Vários estudos têm mostrado que as reações de alergia alimentar cada vez mais ocorrem em locais públicos o que, naturalmente, demove os doentes e as famílias de planearem atividades fora de casa.
É necessário falar no bullying, já que estudos têm mostrado que esta é uma realidade presente, e mais prevalente, no dia-a-dia da criança com alergia alimentar
Uma ansiedade que pode aumentar face a grupos específicos como crianças e jovens.

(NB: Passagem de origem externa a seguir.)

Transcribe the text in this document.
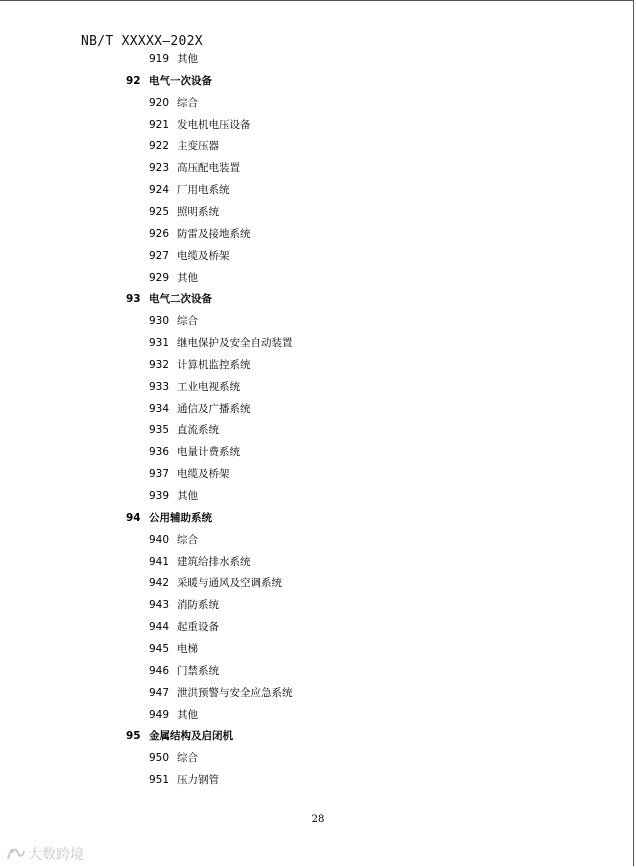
NB/T XXXXX—202X
919 其他
92 电气一次设备
920 综合
921 发电机电压设备
922 主变压器
923 高压配电装置
924 厂用电系统
925 照明系统
926 防雷及接地系统
927 电缆及桥架
929 其他
93 电气二次设备
930 综合
931 继电保护及安全自动装置
932 计算机监控系统
933 工业电视系统
934 通信及广播系统
935 直流系统
936 电量计费系统
937 电缆及桥架
939 其他
94 公用辅助系统
940 综合
941 建筑给排水系统
942 采暖与通风及空调系统
943 消防系统
944 起重设备
945 电梯
946 门禁系统
947 泄洪预警与安全应急系统
949 其他
95 金属结构及启闭机
950 综合
951 压力钢管
28
大数跨境
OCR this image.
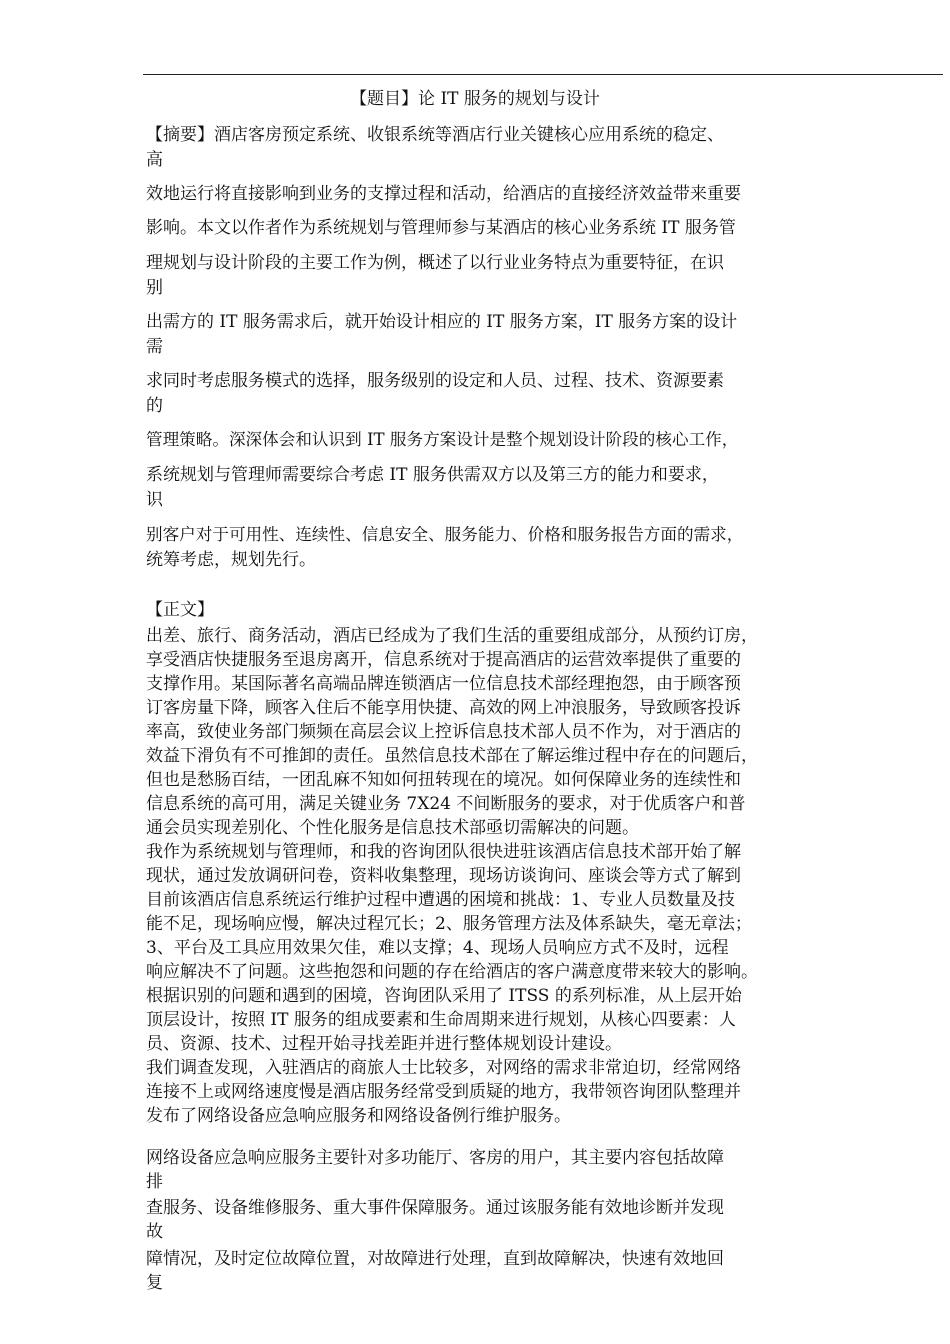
【题目】论 IT 服务的规划与设计
【摘要】酒店客房预定系统、收银系统等酒店行业关键核心应用系统的稳定、
高
效地运行将直接影响到业务的支撑过程和活动，给酒店的直接经济效益带来重要
影响。本文以作者作为系统规划与管理师参与某酒店的核心业务系统 IT 服务管
理规划与设计阶段的主要工作为例，概述了以行业业务特点为重要特征，在识
别
出需方的 IT 服务需求后，就开始设计相应的 IT 服务方案，IT 服务方案的设计
需
求同时考虑服务模式的选择，服务级别的设定和人员、过程、技术、资源要素
的
管理策略。深深体会和认识到 IT 服务方案设计是整个规划设计阶段的核心工作，
系统规划与管理师需要综合考虑 IT 服务供需双方以及第三方的能力和要求，
识
别客户对于可用性、连续性、信息安全、服务能力、价格和服务报告方面的需求，
统筹考虑，规划先行。
【正文】
出差、旅行、商务活动，酒店已经成为了我们生活的重要组成部分，从预约订房，
享受酒店快捷服务至退房离开，信息系统对于提高酒店的运营效率提供了重要的
支撑作用。某国际著名高端品牌连锁酒店一位信息技术部经理抱怨，由于顾客预
订客房量下降，顾客入住后不能享用快捷、高效的网上冲浪服务，导致顾客投诉
率高，致使业务部门频频在高层会议上控诉信息技术部人员不作为，对于酒店的
效益下滑负有不可推卸的责任。虽然信息技术部在了解运维过程中存在的问题后，
但也是愁肠百结，一团乱麻不知如何扭转现在的境况。如何保障业务的连续性和
信息系统的高可用，满足关键业务 7X24 不间断服务的要求，对于优质客户和普
通会员实现差别化、个性化服务是信息技术部亟切需解决的问题。
我作为系统规划与管理师，和我的咨询团队很快进驻该酒店信息技术部开始了解
现状，通过发放调研问卷，资料收集整理，现场访谈询问、座谈会等方式了解到
目前该酒店信息系统运行维护过程中遭遇的困境和挑战：1、专业人员数量及技
能不足，现场响应慢，解决过程冗长；2、服务管理方法及体系缺失，毫无章法；
3、平台及工具应用效果欠佳，难以支撑；4、现场人员响应方式不及时，远程
响应解决不了问题。这些抱怨和问题的存在给酒店的客户满意度带来较大的影响。
根据识别的问题和遇到的困境，咨询团队采用了 ITSS 的系列标准，从上层开始
顶层设计，按照 IT 服务的组成要素和生命周期来进行规划，从核心四要素：人
员、资源、技术、过程开始寻找差距并进行整体规划设计建设。
我们调查发现，入驻酒店的商旅人士比较多，对网络的需求非常迫切，经常网络
连接不上或网络速度慢是酒店服务经常受到质疑的地方，我带领咨询团队整理并
发布了网络设备应急响应服务和网络设备例行维护服务。
网络设备应急响应服务主要针对多功能厅、客房的用户，其主要内容包括故障
排
查服务、设备维修服务、重大事件保障服务。通过该服务能有效地诊断并发现
故
障情况，及时定位故障位置，对故障进行处理，直到故障解决，快速有效地回
复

De que forma?
Nas crianças estamos a falar, sobretudo, do medo e da pressão associadas à necessidade de evicção de produtos muito apreciados pelos mais pequenos e também ao receio de estigmatização.
Contudo, este receio de estigmatização está sobretudo presente nos adolescentes/jovens adultos, o que associado à necessidade de inclusão e à maior liberdade e autonomia fazem com que este seja o grupo etário com maior número de exposições acidentais.
E também é necessário falar no bullying, já que estudos têm mostrado que esta é uma realidade presente, e mais prevalente, no dia a dia da criança com alergia alimentar e que estas são mais suscetíveis a estas formas de intimidação que, no limite, envolvem o contacto forçado da criança com o alimento a que é alérgica podendo levar a consequências graves.
No que respeita à legislação, os indivíduos alérgicos poderiam estar mais “defendidos”?
Recentemente, com o Regulamento 1169/2011 e com o Decreto-Lei nº 26/2016, a proteção do consumidor com alergia alimentar ficou, felizmente, mais prevista. É, no entanto, a meu ver, necessário acompanhar e avaliar o cumprimento destas disposições legais, sobretudo para os produtos não pré-embalados, ou seja, nos estabelecimentos de restauração. Adicionalmente, na legislação ainda existem lacunas a ter em consideração nomeadamente no que diz respeito aos avisos de rotulagem ["pode conter vestígios de..."] já que não está clara e especificamente balizada a sua utilização e que são amplamente usados pela indústria alimentar, limitando, obviamente, a disponibilidade alimentar dos consumidores.
A Inês Pádua é autora de um “Manual de Alergia Alimentar para a Restauração”. Esta é uma área ainda carente de informação por parte dos intervenientes na cadeia alimentar?
Sim, tal como referido o Regulamento 1169/2011 e com o Decreto-Lei nº 26/2016 estenderam a necessidade de informar relativamente à presença de alergénios aos produtos não pré-embalados, ou seja, os servidos em estabelecimentos de restauração. Contudo, para que esta informação seja rigorosa é necessário que os colaboradores estejam informados sobre a doença e as suas condicionantes, e necessidades, e que estejam implementados procedimentos de laboração que visem a segurança do consumidor em termos de alergia alimentar. O que sabemos é este setor ainda carece de muita informação e formação prática.
Este manual foi uma solicitação da Direção Geral da Saúde e do Programa Nacional de Promoção da Alimentação Saudável para precisamente tentar preencher algumas lacunas. Contudo, é necessário que este manual chegue a mais estabelecimentos e intervenientes e que seja acompanhado de formação prática, se possível, in loco. É para lá que tentaremos caminhar, embora seja uma realidade difícil.